'Zille using education as a political tool'
Sadtu has slammed Zille's comments saying she's just playing politics.
JOHANNESBURG - The South African Democratic Teachers Union (Sadtu) says it's being used as a scapegoat by both Democratic Alliance (DA) leader Helen Zille and the Basic Education Department.
On Sunday, Zille publicly defended Basic Education Minister Angie Motshekga saying Sadtu was to blame for the problems in education particularly in the Eastern Cape and Limpopo.
Zille said the minister was "targeted unnecessarily".
She said Motshekga was the best education minister her government had worked with.
Zille also said the minister was doing the best she could, given her limited budget.
"She can set policy frameworks, she can set norms and standards, but that is all she can do.

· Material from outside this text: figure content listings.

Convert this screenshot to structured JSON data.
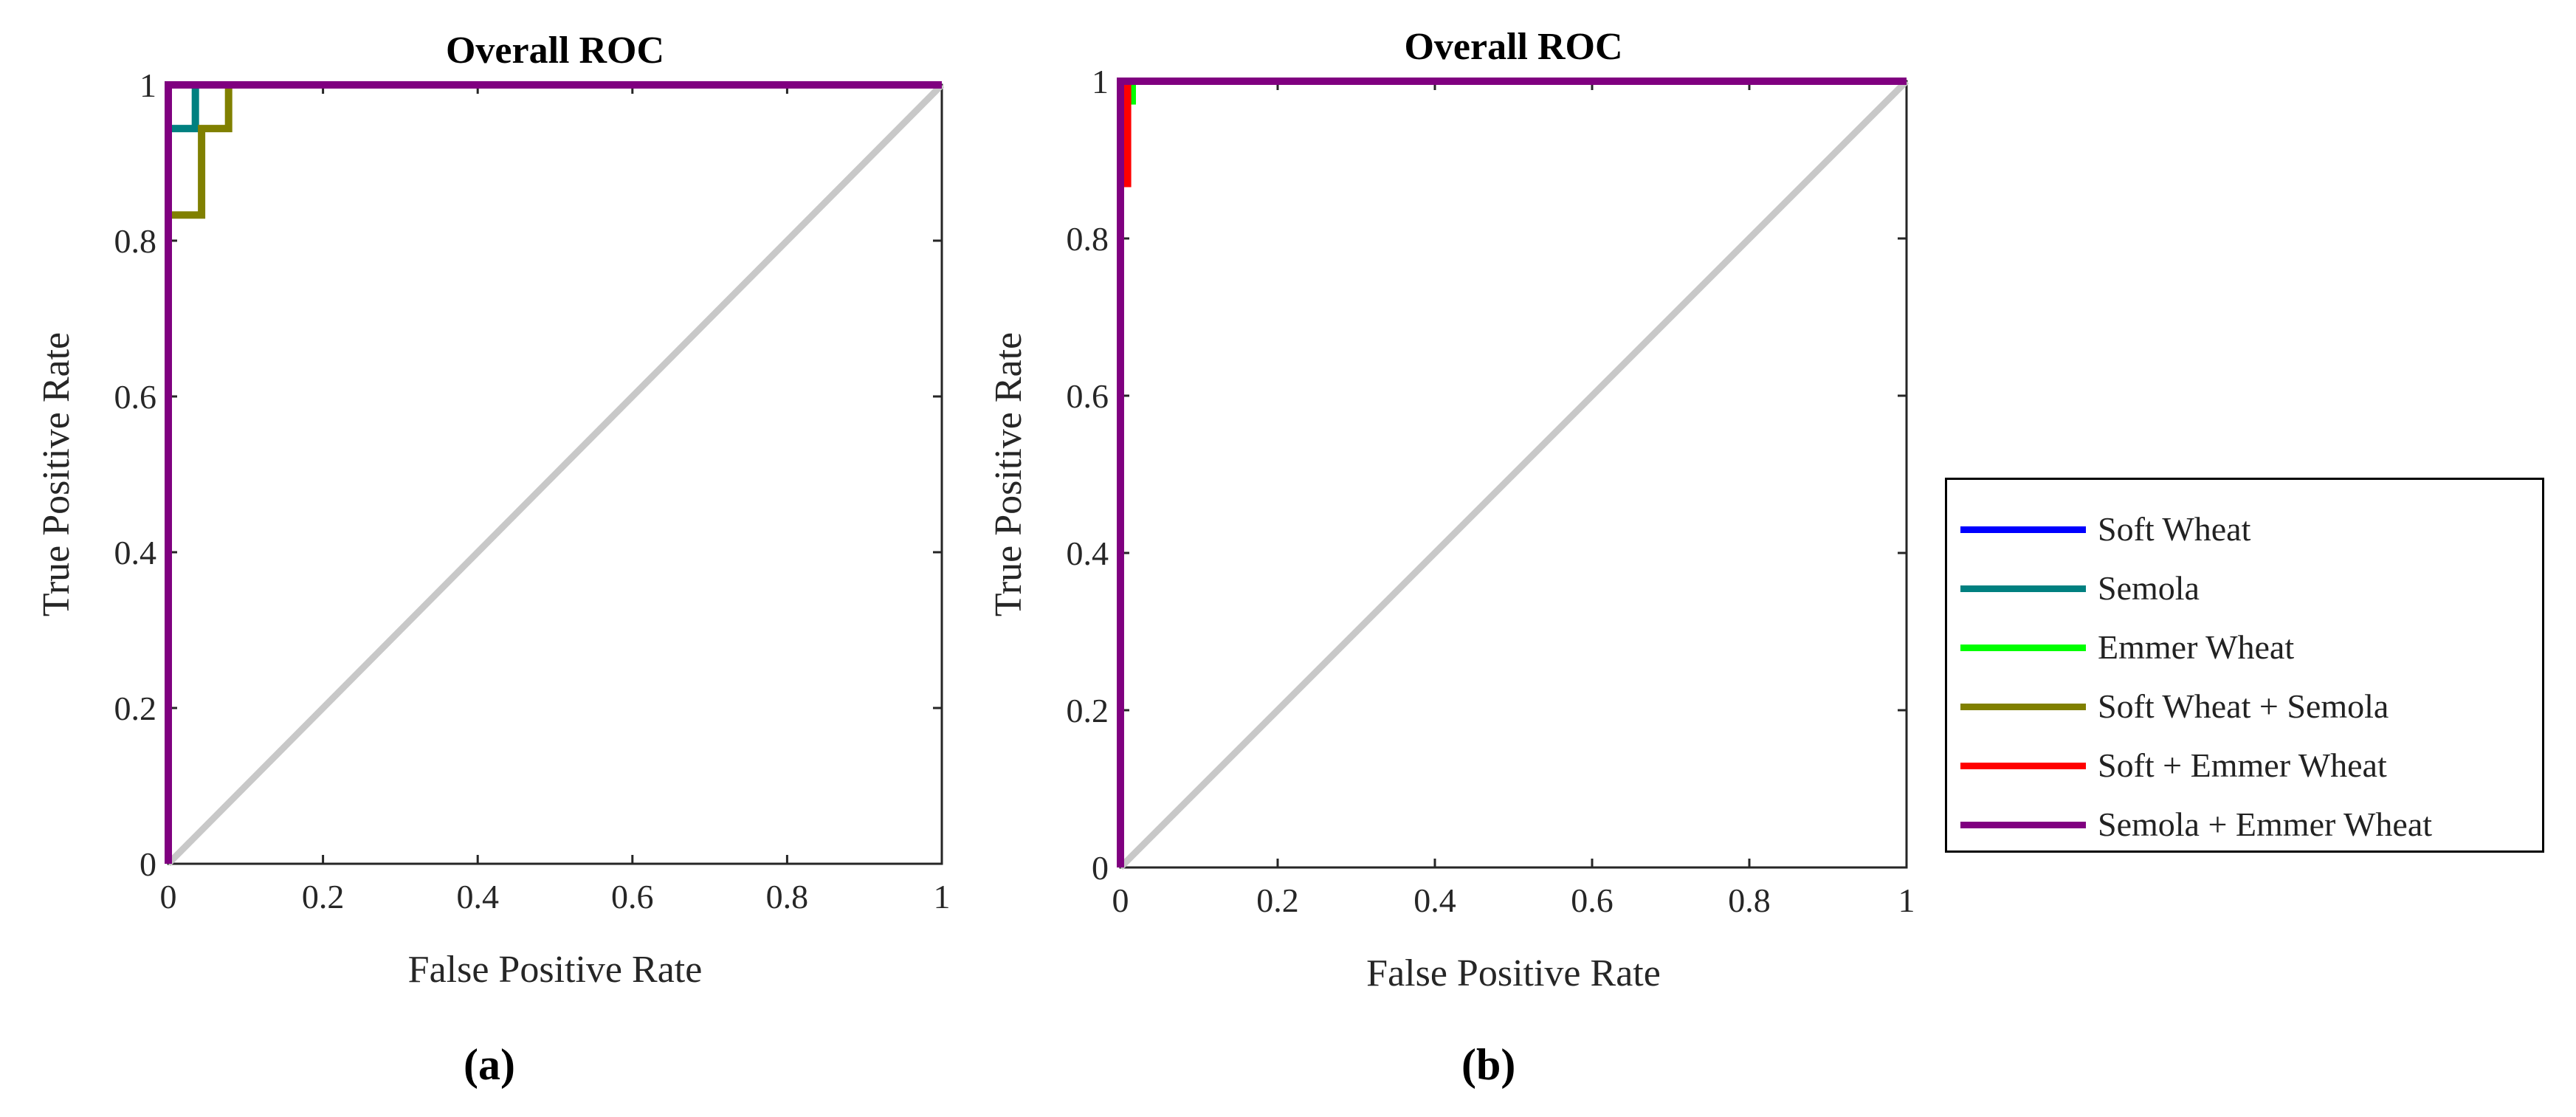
{
  "figure": {
    "subplot_labels": [
      "(a)",
      "(b)"
    ]
  },
  "legend": {
    "items": [
      {
        "label": "Soft Wheat",
        "color": "#0000ff"
      },
      {
        "label": "Semola",
        "color": "#008080"
      },
      {
        "label": "Emmer Wheat",
        "color": "#00ff00"
      },
      {
        "label": "Soft Wheat + Semola",
        "color": "#808000"
      },
      {
        "label": "Soft + Emmer Wheat",
        "color": "#ff0000"
      },
      {
        "label": "Semola + Emmer Wheat",
        "color": "#800080"
      }
    ]
  },
  "chart_data": [
    {
      "type": "line",
      "title": "Overall ROC",
      "xlabel": "False Positive Rate",
      "ylabel": "True Positive Rate",
      "xlim": [
        0,
        1
      ],
      "ylim": [
        0,
        1
      ],
      "xticks": [
        "0",
        "0.2",
        "0.4",
        "0.6",
        "0.8",
        "1"
      ],
      "yticks": [
        "0",
        "0.2",
        "0.4",
        "0.6",
        "0.8",
        "1"
      ],
      "grid": false,
      "reference_line": {
        "x": [
          0,
          1
        ],
        "y": [
          0,
          1
        ],
        "color": "#c8c8c8"
      },
      "series": [
        {
          "name": "Soft Wheat",
          "color": "#0000ff",
          "x": [
            0,
            0,
            1
          ],
          "y": [
            0,
            1,
            1
          ]
        },
        {
          "name": "Semola",
          "color": "#008080",
          "x": [
            0,
            0,
            0.035,
            0.035,
            1
          ],
          "y": [
            0,
            0.944,
            0.944,
            1,
            1
          ]
        },
        {
          "name": "Emmer Wheat",
          "color": "#00ff00",
          "x": [
            0,
            0,
            1
          ],
          "y": [
            0,
            1,
            1
          ]
        },
        {
          "name": "Soft Wheat + Semola",
          "color": "#808000",
          "x": [
            0,
            0,
            0.043,
            0.043,
            0.078,
            0.078,
            1
          ],
          "y": [
            0,
            0.833,
            0.833,
            0.944,
            0.944,
            1,
            1
          ]
        },
        {
          "name": "Soft + Emmer Wheat",
          "color": "#ff0000",
          "x": [
            0,
            0,
            1
          ],
          "y": [
            0,
            1,
            1
          ]
        },
        {
          "name": "Semola + Emmer Wheat",
          "color": "#800080",
          "x": [
            0,
            0,
            1
          ],
          "y": [
            0,
            1,
            1
          ]
        }
      ]
    },
    {
      "type": "line",
      "title": "Overall ROC",
      "xlabel": "False Positive Rate",
      "ylabel": "True Positive Rate",
      "xlim": [
        0,
        1
      ],
      "ylim": [
        0,
        1
      ],
      "xticks": [
        "0",
        "0.2",
        "0.4",
        "0.6",
        "0.8",
        "1"
      ],
      "yticks": [
        "0",
        "0.2",
        "0.4",
        "0.6",
        "0.8",
        "1"
      ],
      "grid": false,
      "reference_line": {
        "x": [
          0,
          1
        ],
        "y": [
          0,
          1
        ],
        "color": "#c8c8c8"
      },
      "series": [
        {
          "name": "Soft Wheat",
          "color": "#0000ff",
          "x": [
            0,
            0,
            1
          ],
          "y": [
            0,
            1,
            1
          ]
        },
        {
          "name": "Semola",
          "color": "#008080",
          "x": [
            0,
            0,
            1
          ],
          "y": [
            0,
            1,
            1
          ]
        },
        {
          "name": "Emmer Wheat",
          "color": "#00ff00",
          "x": [
            0,
            0,
            0.015,
            0.015,
            1
          ],
          "y": [
            0,
            0.975,
            0.975,
            1,
            1
          ]
        },
        {
          "name": "Soft Wheat + Semola",
          "color": "#808000",
          "x": [
            0,
            0,
            1
          ],
          "y": [
            0,
            1,
            1
          ]
        },
        {
          "name": "Soft + Emmer Wheat",
          "color": "#ff0000",
          "x": [
            0,
            0,
            0.009,
            0.009,
            1
          ],
          "y": [
            0,
            0.87,
            0.87,
            1,
            1
          ]
        },
        {
          "name": "Semola + Emmer Wheat",
          "color": "#800080",
          "x": [
            0,
            0,
            1
          ],
          "y": [
            0,
            1,
            1
          ]
        }
      ]
    }
  ]
}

The entire execution, the policy formulation and the passing of laws lies in the provinces."
SADTU Secretary General Mugwena Maluleke says Zille is just playing politics.
"This is the crazy season where she's gunning for the elections and obviously for votes. She's using education as a political tool."
He also denies her claims that his union is stopping teachers from moving to schools that need more educators.
Sadtu has previously called for Motshekga to be fired.
On Monday, ANC Secretary General Gwede Mantashe also threw his support behind Motshekga.
It is unusual for the ANC to agree with the opposition, but Mantashe echoed Zille's statements.
He agreed that Motshekga had the ability to turn the education sector around, but said he wished support didn't only come from the DA.
"I was saying to Angie, your team should have said that, not the DA."
Mantashe added that the embattled minister succeeded in constantly improving the matric exam pass rate.
Responding to Zille's claim that Sadtu has effectively taken charge of education in the Eastern Cape, Mantashe said unions will always grab at the chance to have more power if allowed.
The DA said Motshekga was unable to make improvements in that province.
However Equal Education's Brad Brockman said the minister is able to hold provinces accountable by enforcing rules.
"We've been engaged in a very long struggle to get the minister to set binding norms and standards for school infrastructure."
Motshekga has been fiercely criticised from various quarters for her department's role in the Limpopo textbook fiasco.
In 2012, officials failed to deliver workbooks for more than six months, despite court orders against the department.